From the first perspective, a secondary dominant can sometimes refer to any chord that one could slap a Roman numeral label of V/V or V7/vi or whatever on. In C major, those example chords would have the notes D-F#-A and E-G#-B-D respectively. Naively, one could just place such labels on all such collections of pitches, without regard to where the chords come from or go.
But Roman numerals and terms like "secondary dominant" are not only about labeling a collection of pitches. They also tend to assume something about a chord's function. Most analysts will try to use "secondary dominant" in an application where it makes sense, i.e., a context where it "does what dominant chords do."
And dominant chords can do a lot of things. They most frequently resolve to tonic. But they can also occasionally do other things, like deceptive cadence progressions (V-vi or V-VI in minor). Richard's answer shows an example of a secondary dominant doing that. It still makes sense to call the chord a "secondary dominant," as it's doing something that normal dominant chords frequently do within their own key.
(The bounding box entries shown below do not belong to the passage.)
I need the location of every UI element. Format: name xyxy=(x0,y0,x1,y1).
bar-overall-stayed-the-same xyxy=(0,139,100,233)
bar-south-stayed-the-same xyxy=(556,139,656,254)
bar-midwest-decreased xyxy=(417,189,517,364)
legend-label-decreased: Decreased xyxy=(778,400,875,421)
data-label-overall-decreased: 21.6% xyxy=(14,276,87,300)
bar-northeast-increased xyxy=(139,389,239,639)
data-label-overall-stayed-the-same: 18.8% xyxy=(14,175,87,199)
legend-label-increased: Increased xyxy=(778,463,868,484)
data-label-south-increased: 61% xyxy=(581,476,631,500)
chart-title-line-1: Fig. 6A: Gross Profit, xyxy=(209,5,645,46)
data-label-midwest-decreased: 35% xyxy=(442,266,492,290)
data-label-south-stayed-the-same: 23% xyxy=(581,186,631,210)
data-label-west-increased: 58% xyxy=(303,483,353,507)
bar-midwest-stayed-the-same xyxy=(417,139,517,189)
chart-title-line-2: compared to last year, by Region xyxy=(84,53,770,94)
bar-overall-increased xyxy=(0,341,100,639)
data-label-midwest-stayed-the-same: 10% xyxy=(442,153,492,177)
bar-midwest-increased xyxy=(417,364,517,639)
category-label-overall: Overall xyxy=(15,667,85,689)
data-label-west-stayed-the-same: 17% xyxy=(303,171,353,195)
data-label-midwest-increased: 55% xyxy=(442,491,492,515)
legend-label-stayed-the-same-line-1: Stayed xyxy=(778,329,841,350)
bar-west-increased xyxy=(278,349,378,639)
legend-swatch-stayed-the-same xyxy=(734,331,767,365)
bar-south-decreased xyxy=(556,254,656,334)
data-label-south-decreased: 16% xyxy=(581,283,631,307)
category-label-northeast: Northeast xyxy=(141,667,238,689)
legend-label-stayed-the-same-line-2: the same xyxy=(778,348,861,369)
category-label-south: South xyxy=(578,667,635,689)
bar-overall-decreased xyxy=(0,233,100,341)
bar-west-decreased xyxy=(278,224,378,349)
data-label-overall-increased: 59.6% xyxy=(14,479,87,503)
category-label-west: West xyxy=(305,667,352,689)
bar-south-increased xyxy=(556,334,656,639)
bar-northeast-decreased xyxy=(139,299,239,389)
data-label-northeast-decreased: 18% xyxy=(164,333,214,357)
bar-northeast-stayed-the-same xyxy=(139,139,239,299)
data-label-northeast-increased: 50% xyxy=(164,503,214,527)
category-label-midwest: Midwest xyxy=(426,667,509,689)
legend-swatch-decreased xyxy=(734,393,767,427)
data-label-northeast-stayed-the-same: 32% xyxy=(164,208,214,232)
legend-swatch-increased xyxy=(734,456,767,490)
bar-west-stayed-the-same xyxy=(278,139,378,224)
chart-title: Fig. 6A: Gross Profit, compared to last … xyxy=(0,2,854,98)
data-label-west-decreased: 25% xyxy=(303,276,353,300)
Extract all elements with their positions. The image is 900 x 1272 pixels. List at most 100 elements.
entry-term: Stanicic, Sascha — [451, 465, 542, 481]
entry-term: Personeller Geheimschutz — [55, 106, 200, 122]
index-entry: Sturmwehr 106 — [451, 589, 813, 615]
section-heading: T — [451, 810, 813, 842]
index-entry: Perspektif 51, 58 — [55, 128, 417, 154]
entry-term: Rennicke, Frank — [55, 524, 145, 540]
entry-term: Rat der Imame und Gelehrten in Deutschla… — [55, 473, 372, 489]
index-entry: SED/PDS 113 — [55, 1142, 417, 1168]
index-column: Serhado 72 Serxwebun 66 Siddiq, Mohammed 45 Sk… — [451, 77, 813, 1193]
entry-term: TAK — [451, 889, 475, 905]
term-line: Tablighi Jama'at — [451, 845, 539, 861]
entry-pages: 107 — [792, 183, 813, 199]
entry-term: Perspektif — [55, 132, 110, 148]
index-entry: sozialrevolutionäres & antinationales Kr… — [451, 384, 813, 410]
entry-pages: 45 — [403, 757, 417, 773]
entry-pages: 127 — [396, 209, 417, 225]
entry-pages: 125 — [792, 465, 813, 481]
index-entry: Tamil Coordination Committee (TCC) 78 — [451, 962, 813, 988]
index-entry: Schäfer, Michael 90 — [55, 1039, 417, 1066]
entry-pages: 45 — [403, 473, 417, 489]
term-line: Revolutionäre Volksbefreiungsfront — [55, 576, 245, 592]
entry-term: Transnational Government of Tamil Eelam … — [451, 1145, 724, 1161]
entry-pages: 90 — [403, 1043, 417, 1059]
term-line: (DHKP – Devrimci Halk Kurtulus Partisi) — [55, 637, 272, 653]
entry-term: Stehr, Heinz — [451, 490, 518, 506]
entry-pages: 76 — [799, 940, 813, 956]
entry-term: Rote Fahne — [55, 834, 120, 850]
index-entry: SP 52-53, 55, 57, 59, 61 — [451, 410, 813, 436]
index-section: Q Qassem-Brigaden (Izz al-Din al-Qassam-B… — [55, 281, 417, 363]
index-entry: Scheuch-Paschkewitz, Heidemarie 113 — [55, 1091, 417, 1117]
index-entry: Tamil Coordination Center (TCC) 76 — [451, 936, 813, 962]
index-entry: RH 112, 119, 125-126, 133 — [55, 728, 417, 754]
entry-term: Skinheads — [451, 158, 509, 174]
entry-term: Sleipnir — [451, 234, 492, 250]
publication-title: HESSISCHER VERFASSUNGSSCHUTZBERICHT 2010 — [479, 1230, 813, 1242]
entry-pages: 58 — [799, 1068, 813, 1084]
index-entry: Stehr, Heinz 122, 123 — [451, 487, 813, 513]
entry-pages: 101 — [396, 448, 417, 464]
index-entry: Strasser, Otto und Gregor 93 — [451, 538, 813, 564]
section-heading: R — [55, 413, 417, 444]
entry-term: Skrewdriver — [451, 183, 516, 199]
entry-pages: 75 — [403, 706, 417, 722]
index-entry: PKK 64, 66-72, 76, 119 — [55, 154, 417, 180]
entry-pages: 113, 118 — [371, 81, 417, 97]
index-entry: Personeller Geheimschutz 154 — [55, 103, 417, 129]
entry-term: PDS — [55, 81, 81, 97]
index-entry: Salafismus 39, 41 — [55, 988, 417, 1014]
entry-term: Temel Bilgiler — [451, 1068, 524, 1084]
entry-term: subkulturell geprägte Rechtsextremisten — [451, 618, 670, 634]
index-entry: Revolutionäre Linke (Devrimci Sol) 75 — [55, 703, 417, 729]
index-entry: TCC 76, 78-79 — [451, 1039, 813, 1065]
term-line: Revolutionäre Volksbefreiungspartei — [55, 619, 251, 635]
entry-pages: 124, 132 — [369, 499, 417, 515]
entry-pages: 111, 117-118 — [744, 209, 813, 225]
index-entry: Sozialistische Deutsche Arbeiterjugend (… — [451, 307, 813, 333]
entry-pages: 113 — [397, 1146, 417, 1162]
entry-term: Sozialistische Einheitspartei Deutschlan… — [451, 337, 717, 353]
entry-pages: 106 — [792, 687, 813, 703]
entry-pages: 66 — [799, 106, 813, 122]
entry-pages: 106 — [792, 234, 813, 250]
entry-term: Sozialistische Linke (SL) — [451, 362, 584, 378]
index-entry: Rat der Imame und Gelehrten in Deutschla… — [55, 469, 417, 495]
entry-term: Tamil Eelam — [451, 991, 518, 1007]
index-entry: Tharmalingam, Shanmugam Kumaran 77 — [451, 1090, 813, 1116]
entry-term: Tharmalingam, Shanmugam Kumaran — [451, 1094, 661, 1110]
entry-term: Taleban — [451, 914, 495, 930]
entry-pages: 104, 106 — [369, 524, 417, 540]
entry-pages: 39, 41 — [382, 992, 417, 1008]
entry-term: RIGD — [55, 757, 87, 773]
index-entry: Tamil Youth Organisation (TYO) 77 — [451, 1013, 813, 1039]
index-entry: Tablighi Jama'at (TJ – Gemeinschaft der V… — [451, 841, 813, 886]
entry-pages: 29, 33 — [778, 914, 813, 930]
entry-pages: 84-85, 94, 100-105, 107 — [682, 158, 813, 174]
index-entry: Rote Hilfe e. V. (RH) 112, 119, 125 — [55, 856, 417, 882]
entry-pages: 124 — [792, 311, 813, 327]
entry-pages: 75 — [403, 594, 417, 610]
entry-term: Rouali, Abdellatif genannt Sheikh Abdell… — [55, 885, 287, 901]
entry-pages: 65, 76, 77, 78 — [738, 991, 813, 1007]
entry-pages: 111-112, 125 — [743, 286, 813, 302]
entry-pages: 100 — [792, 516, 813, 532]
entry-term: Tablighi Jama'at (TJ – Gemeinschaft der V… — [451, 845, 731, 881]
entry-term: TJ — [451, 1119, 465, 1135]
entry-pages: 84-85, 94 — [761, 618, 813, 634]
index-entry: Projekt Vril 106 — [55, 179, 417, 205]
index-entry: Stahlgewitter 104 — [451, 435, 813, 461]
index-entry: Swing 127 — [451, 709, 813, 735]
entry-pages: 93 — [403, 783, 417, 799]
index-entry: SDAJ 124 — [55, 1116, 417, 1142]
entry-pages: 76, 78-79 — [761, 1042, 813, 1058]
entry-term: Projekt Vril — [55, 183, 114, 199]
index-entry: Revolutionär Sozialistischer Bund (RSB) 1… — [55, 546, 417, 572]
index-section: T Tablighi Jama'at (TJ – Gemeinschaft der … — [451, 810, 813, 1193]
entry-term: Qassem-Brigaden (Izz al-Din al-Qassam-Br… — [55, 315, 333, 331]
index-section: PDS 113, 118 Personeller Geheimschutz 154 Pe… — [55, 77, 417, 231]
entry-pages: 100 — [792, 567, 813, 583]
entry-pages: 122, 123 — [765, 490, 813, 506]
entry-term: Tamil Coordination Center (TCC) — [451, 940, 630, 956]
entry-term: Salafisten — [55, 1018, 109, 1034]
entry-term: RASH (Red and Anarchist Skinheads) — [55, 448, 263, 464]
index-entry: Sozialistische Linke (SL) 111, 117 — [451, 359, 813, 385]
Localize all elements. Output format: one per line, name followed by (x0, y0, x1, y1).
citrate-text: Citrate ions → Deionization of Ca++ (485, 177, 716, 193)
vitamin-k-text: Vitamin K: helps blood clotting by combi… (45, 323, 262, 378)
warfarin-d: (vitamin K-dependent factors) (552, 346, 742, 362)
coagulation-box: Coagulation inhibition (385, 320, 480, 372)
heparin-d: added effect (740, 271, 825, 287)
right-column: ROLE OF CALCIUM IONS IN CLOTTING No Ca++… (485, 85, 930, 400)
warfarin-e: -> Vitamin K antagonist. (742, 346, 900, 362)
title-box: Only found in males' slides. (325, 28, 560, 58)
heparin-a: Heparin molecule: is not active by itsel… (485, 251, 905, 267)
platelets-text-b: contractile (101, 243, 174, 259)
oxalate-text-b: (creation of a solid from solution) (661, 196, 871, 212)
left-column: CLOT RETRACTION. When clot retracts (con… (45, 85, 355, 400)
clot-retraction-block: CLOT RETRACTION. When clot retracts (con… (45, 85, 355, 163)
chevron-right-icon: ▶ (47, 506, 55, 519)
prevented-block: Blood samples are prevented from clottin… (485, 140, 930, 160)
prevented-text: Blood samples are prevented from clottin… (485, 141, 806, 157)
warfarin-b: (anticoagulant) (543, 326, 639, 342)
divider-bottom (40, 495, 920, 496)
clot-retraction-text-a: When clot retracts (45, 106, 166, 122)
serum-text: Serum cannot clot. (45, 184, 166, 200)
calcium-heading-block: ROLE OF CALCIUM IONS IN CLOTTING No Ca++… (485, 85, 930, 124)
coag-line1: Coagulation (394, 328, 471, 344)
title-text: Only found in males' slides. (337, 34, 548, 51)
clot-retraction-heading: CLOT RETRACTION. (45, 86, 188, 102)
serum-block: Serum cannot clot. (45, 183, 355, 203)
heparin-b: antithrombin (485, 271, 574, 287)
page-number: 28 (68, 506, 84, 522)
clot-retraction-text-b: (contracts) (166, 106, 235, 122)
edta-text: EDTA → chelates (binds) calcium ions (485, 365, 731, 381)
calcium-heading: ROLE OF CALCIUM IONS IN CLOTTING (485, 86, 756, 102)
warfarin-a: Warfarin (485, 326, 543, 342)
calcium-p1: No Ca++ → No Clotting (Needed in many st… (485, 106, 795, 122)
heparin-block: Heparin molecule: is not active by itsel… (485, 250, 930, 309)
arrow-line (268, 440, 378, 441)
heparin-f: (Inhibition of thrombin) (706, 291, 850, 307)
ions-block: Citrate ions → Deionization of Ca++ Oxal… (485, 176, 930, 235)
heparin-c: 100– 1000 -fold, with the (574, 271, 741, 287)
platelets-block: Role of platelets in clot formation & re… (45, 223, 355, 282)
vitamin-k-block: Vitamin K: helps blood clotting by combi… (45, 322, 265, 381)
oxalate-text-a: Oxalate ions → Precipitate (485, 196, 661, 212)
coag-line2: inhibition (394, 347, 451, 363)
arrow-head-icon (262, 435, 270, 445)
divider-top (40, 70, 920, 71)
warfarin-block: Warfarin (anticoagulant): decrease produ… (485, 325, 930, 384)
Even less frequently, dominant chords resolve other places, like IV6 (particularly if the dominant chord is inverted). And, as Richard notes, sometimes the secondary dominant relates mostly backwards to a "secondary tonic" that comes before it, but then the resolution of the secondary dominant is non-standard.
Basically, as long as a secondary dominant chord is doing something reasonably like what a "dominant chord" would do within the secondary key, it makes sense to call it and label it a secondary dominant. But what if it doesn't? What if the E-G#-B-D chord above didn't resolve normally at all in the secondary key of A minor, but instead resolved with the outer tones moving outward to Eb-Ab-C-Eb, and then further that chord moved to Eb-G-Bb-Eb. Well, then the E-G#-B-D isn't a secondary dominant in A minor at all, but rather a weirdly spelled augmented sixth chord in A-flat major, and from a functional standpoint, you should call the E-G#-B-D chord that instead.
In some cases, you might even have a dual-function chord. If in the previous example, there was an A minor chord right before the E7, which then modulated to A-flat major, the E7 chord could be a "secondary dominant" that relates backwards to the A minor and sounds right within that local key. But going forward, it's a pivot chord that begins to function as an augmented-sixth chord in its resolution.
And if the E-G#-B-D chord appears out of the blue in a C major piece and then does something even weirder that doesn't tend to happen normally in any key (e.g., say it resolves to a D-flat major chord), then it might not make much sense to put any tonal label on it. The term "secondary dominant" implies at least some sense of tonal function when using the word "dominant." If the chord just skips to a random other chord, you just have a weird chain of chords that can't be explained using normal tonal syntax or terminology.